Purchased as EnvisionRxOptions in 2015 in an effort to diversify the business, the newly rebranded Elixir encompasses PBM services — including Medicare Part D programs — a mail-order pharmacy service, specialty services, savings programs and various other components that include third-party rebate administration and claims adjudication.

Donigan and recently named Elixir president Dan Robson see Elixir as a way for Rite Aid to gain a foothold in the $400 billion PBM market among clients who want an independent PBM offering. 

“Our main differentiators are that that Elixir is the only PBM that’s not aligned to health plans and also that it has a retail pharmacy footprint,” Robson said. “This allows us to have a higher degree of vertical integration with neighborhood pharmacies. While our transformation will take some time — I believe a couple of years — we remain bullish on Elixir and believe it represents the biggest long-term growth opportunity for the organization.”

The state of Washington has been identified as a high-priority market, and Rite Aid’s recent purchase of Seattle-based chain Bartell Drugs is part of its efforts to strengthen its standing in a market dominated by a few regional health plans and health systems. “This makes us No. 1 in the market hands down, not only in terms of stores but in terms of scripts and our ability to really shape health care in the state of Washington,” Donigan said, noting that many of the health plans partner with the big three PBMs aligned with larger payers out of necessity. She said Elixir can help offer a unique approach. 

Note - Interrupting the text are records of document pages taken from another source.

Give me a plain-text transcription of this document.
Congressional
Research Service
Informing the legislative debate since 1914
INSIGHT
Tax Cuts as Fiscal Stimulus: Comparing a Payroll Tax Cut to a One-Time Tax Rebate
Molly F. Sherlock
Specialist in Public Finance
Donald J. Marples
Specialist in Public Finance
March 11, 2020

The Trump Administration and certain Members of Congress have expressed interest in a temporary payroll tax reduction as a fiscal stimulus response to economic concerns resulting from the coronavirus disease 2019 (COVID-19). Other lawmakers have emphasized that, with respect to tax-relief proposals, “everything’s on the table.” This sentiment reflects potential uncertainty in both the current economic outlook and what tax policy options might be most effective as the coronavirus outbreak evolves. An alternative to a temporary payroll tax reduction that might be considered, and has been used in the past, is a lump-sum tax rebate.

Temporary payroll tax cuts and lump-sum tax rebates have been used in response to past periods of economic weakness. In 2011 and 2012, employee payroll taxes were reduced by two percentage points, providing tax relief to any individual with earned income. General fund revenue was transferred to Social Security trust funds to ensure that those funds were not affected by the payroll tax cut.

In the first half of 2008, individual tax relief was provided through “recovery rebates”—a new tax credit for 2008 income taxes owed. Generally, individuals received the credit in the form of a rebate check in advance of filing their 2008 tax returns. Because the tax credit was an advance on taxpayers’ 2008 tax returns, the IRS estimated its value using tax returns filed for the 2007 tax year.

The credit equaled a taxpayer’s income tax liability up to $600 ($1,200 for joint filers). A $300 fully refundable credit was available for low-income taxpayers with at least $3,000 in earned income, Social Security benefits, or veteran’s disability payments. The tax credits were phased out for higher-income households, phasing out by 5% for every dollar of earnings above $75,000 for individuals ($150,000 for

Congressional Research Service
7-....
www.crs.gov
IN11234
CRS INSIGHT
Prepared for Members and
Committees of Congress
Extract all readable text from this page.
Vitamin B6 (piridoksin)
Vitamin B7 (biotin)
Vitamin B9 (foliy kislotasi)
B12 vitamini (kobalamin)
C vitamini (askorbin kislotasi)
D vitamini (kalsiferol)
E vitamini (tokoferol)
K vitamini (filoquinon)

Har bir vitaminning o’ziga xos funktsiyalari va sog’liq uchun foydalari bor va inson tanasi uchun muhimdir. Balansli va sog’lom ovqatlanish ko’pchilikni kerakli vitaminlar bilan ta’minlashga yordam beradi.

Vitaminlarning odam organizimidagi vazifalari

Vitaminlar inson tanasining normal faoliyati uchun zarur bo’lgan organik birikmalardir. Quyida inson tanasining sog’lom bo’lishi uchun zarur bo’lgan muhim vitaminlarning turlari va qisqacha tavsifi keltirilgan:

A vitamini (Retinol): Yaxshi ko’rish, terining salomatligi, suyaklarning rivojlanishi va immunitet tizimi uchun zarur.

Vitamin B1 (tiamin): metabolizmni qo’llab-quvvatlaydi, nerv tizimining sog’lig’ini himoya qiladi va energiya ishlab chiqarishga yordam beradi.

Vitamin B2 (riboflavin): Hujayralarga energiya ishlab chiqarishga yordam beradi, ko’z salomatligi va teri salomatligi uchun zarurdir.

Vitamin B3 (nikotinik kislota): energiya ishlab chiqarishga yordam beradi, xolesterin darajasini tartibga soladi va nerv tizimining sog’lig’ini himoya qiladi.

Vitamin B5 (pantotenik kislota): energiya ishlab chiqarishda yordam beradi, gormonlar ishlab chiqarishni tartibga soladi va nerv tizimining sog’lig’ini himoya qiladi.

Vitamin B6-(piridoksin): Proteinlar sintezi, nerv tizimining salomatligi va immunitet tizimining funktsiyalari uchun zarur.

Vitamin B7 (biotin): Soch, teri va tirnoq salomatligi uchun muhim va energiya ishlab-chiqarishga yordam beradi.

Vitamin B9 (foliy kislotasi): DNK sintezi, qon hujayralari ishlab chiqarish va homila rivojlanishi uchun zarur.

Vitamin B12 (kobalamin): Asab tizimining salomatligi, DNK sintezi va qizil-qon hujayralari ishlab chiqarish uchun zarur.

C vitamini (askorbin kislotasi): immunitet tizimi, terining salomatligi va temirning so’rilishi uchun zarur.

“It would be exciting if Elixir and Rite Aid partnered with some of the major health systems there to offer telehealth in our stores and clinical programs for their members, where the pharmacies are just an extension of the health system,” she added. “We have a once-in-a-lifetime opportunity to engage consumers in ways we’ve never seen before in health care. This is not only an opportunity for Rite Aid but for Rite Aid as an integrated pharmacy offering with Elixir.”

Robson noted: “We can deliver a differentiated solution to improve cost of care and quality metrics in tandem with Rite Aid and Health Dialog to close care gaps. Elixir is laser focused on helping orchestrate the patient experience across all channels with a priority on driving digital adoption and upgrading our tool kit.” Health Dialog provides personalized, analytics-driven health management services, including member health coaching and medication adherence, to close gaps in care. 

With the three pillars in place — empowered, knowledgeable pharmacists; a unique and targeted merchandising approach with omnichannel support; and a PBM that can make inroads in promising markets — Donigan and her leadership team are looking ahead with optimism. Since taking the helm, Donigan said she has seen several promising trends, including consistency in meeting earnings guidance and growing market share. But she and Peters acknowledge there is still work to be done. 

“It’s going to be a fast and furious over the next two years as we have to keep up with our customers, and they are a demanding lot, as they should be,” Donigan said.

Peters highlights the chain’s drive and determination. “We won’t be out-hustled,” he said.